Biden, in his new role, would meet regularly with key members of the Cabinet, governors and mayor to make sure their efforts are speedy and effective. He is expected to make regular reports to the president that will be posted online at www.recovery.gov.
You can't make this stuff up.
This from a VP who can't count to three, and a President who thinks we have to re-do the flag. Still, the way Washington does accounting, perhaps he's the perfect man for the job.
We were told, variously, that Joe Biden would add foreign policy gravitas to the incoming administration, and immediately after the election that he wouldn't have a significant policy role. As Jim Geraghty points out, every statement from Barack Obama comes with an expiration date, the trick is figuring out what it is.

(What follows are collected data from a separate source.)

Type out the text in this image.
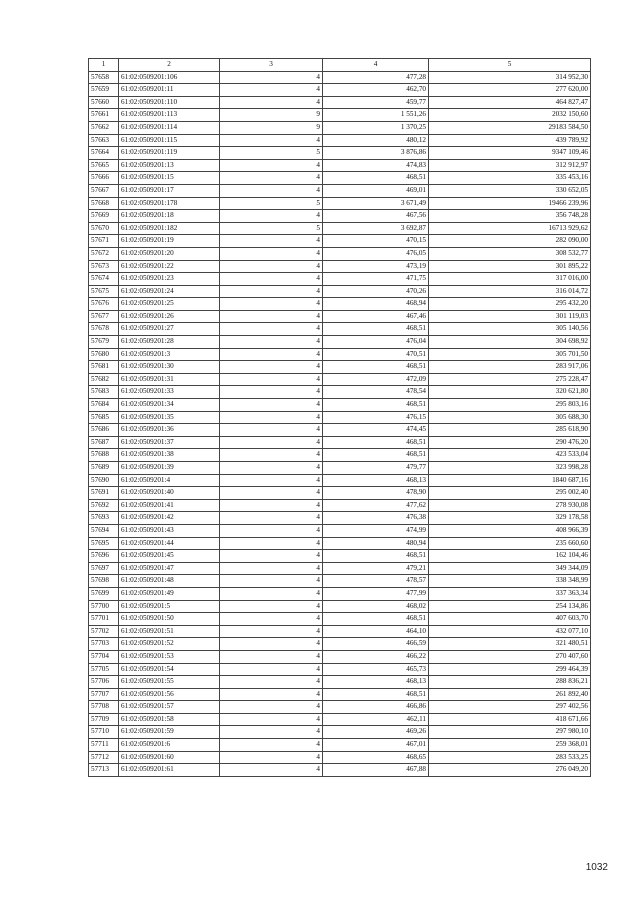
1	2	3	4	5
57658	61:02:0509201:106	4	477,28	314 952,30
57659	61:02:0509201:11	4	462,70	277 620,00
57660	61:02:0509201:110	4	459,77	464 827,47
57661	61:02:0509201:113	9	1 551,26	2032 150,60
57662	61:02:0509201:114	9	1 370,25	29183 584,50
57663	61:02:0509201:115	4	480,12	439 789,92
57664	61:02:0509201:119	5	3 876,86	9347 109,46
57665	61:02:0509201:13	4	474,83	312 912,97
57666	61:02:0509201:15	4	468,51	335 453,16
57667	61:02:0509201:17	4	469,01	330 652,05
57668	61:02:0509201:178	5	3 671,49	19466 239,96
57669	61:02:0509201:18	4	467,56	356 748,28
57670	61:02:0509201:182	5	3 692,87	16713 929,62
57671	61:02:0509201:19	4	470,15	282 090,00
57672	61:02:0509201:20	4	476,05	308 532,77
57673	61:02:0509201:22	4	473,19	301 895,22
57674	61:02:0509201:23	4	471,75	317 016,00
57675	61:02:0509201:24	4	470,26	316 014,72
57676	61:02:0509201:25	4	468,94	295 432,20
57677	61:02:0509201:26	4	467,46	301 119,03
57678	61:02:0509201:27	4	468,51	305 140,56
57679	61:02:0509201:28	4	476,04	304 698,92
57680	61:02:0509201:3	4	470,51	305 701,50
57681	61:02:0509201:30	4	468,51	283 917,06
57682	61:02:0509201:31	4	472,09	275 228,47
57683	61:02:0509201:33	4	478,54	320 621,80
57684	61:02:0509201:34	4	468,51	295 803,16
57685	61:02:0509201:35	4	476,15	305 688,30
57686	61:02:0509201:36	4	474,45	285 618,90
57687	61:02:0509201:37	4	468,51	290 476,20
57688	61:02:0509201:38	4	468,51	423 533,04
57689	61:02:0509201:39	4	479,77	323 998,28
57690	61:02:0509201:4	4	468,13	1840 687,16
57691	61:02:0509201:40	4	478,90	295 002,40
57692	61:02:0509201:41	4	477,62	278 930,08
57693	61:02:0509201:42	4	476,38	329 178,58
57694	61:02:0509201:43	4	474,99	408 966,39
57695	61:02:0509201:44	4	480,94	235 660,60
57696	61:02:0509201:45	4	468,51	162 104,46
57697	61:02:0509201:47	4	479,21	349 344,09
57698	61:02:0509201:48	4	478,57	338 348,99
57699	61:02:0509201:49	4	477,99	337 363,34
57700	61:02:0509201:5	4	468,02	254 134,86
57701	61:02:0509201:50	4	468,51	407 603,70
57702	61:02:0509201:51	4	464,10	432 077,10
57703	61:02:0509201:52	4	466,59	321 480,51
57704	61:02:0509201:53	4	466,22	270 407,60
57705	61:02:0509201:54	4	465,73	299 464,39
57706	61:02:0509201:55	4	468,13	288 836,21
57707	61:02:0509201:56	4	468,51	261 892,40
57708	61:02:0509201:57	4	466,86	297 402,56
57709	61:02:0509201:58	4	462,11	418 671,66
57710	61:02:0509201:59	4	469,26	297 980,10
57711	61:02:0509201:6	4	467,01	259 368,01
57712	61:02:0509201:60	4	468,65	283 533,25
57713	61:02:0509201:61	4	467,88	276 049,20
1032
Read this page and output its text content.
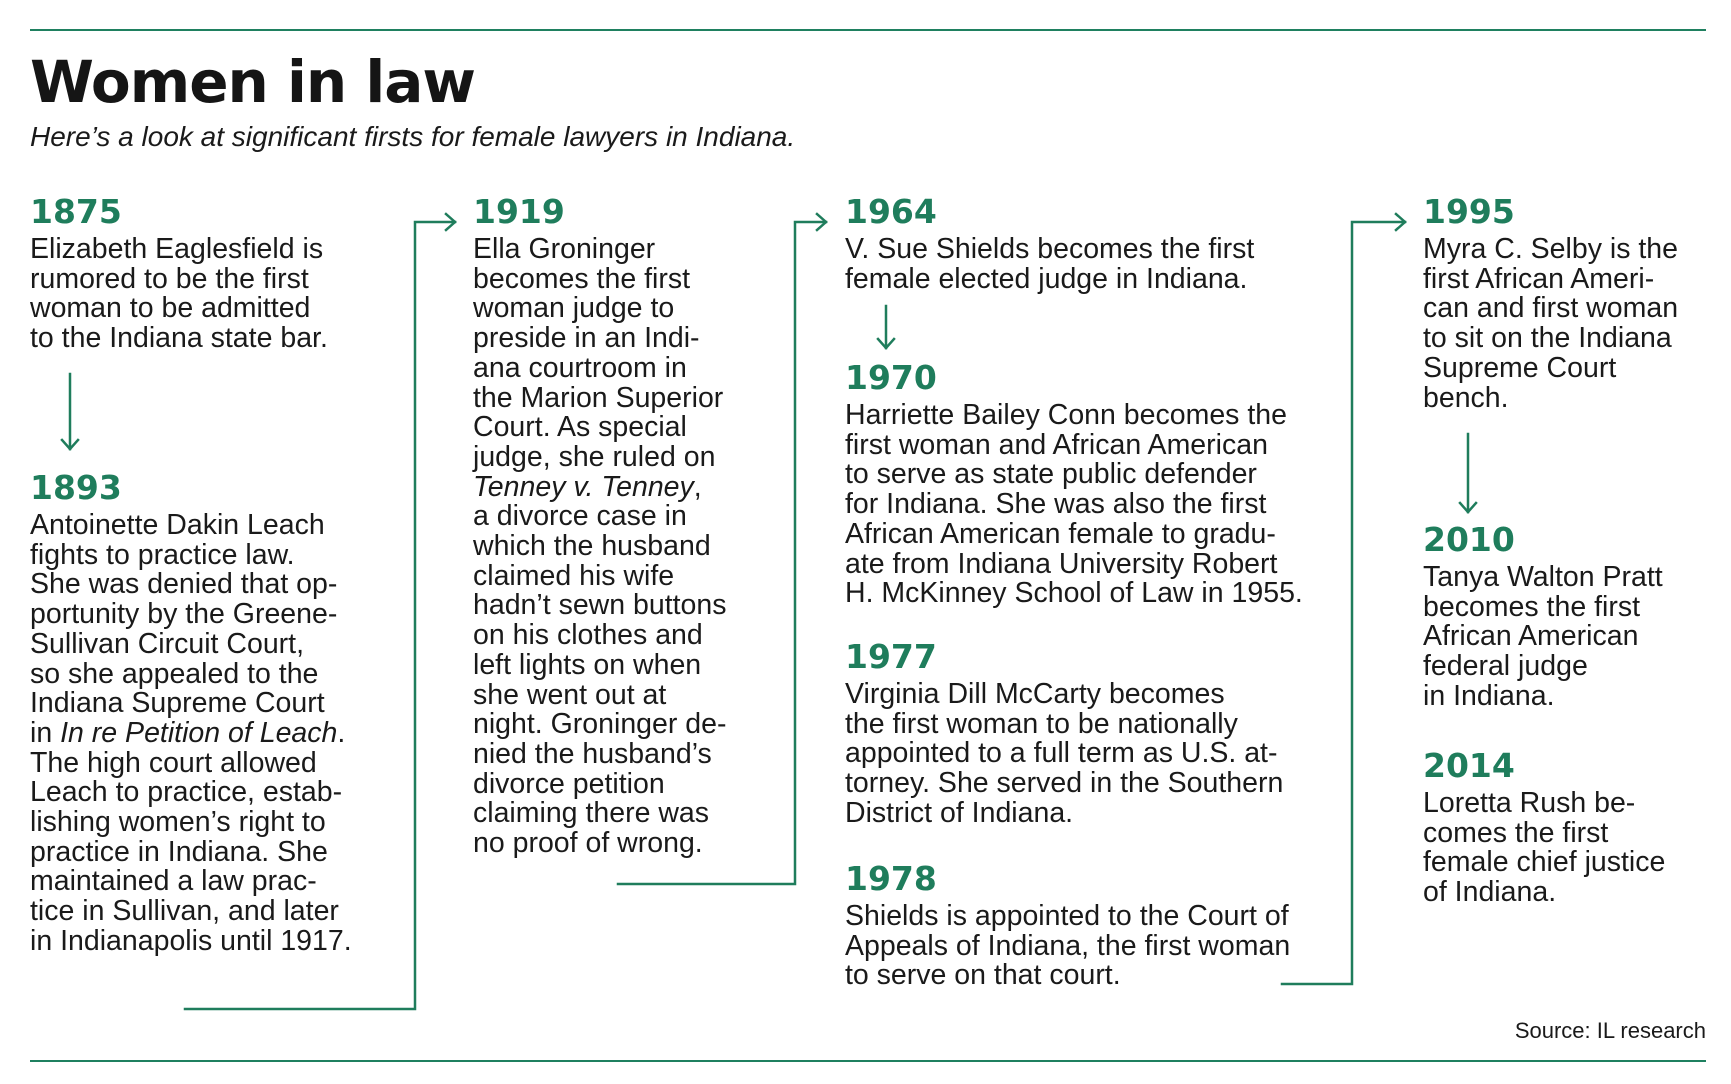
Women in law

Here’s a look at significant firsts for female lawyers in Indiana.

1875

Elizabeth Eaglesfield is
rumored to be the first
woman to be admitted
to the Indiana state bar.

1893

Antoinette Dakin Leach
fights to practice law.
She was denied that op-
portunity by the Greene-
Sullivan Circuit Court,
so she appealed to the
Indiana Supreme Court
in In re Petition of Leach.
The high court allowed
Leach to practice, estab-
lishing women’s right to
practice in Indiana. She
maintained a law prac-
tice in Sullivan, and later
in Indianapolis until 1917.

1919

Ella Groninger
becomes the first
woman judge to
preside in an Indi-
ana courtroom in
the Marion Superior
Court. As special
judge, she ruled on
Tenney v. Tenney,
a divorce case in
which the husband
claimed his wife
hadn’t sewn buttons
on his clothes and
left lights on when
she went out at
night. Groninger de-
nied the husband’s
divorce petition
claiming there was
no proof of wrong.

1964

V. Sue Shields becomes the first
female elected judge in Indiana.

1970

Harriette Bailey Conn becomes the
first woman and African American
to serve as state public defender
for Indiana. She was also the first
African American female to gradu-
ate from Indiana University Robert
H. McKinney School of Law in 1955.

1977

Virginia Dill McCarty becomes
the first woman to be nationally
appointed to a full term as U.S. at-
torney. She served in the Southern
District of Indiana.

1978

Shields is appointed to the Court of
Appeals of Indiana, the first woman
to serve on that court.

1995

Myra C. Selby is the
first African Ameri-
can and first woman
to sit on the Indiana
Supreme Court
bench.

2010

Tanya Walton Pratt
becomes the first
African American
federal judge
in Indiana.

2014

Loretta Rush be-
comes the first
female chief justice
of Indiana.

Source: IL research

Nevertheless, it's hard to see how this is a really a significant role for Biden. He's not going to know the innards of the cabinet departments any better than the various secretaries do. Running those agencies is already a more-than-full-time job for them (unless it's Commerce, of course), and rarely has any cabinet secretary been able to implement any sort of efficiency program. Just ask Jim Hacker.
If Obama were serious about spending this money wisely he wouldn't have pressed for this bill in the first place. So Biden's appointment, like much else with this administration, is probably intended to give the appearance of something important, rather than the substance.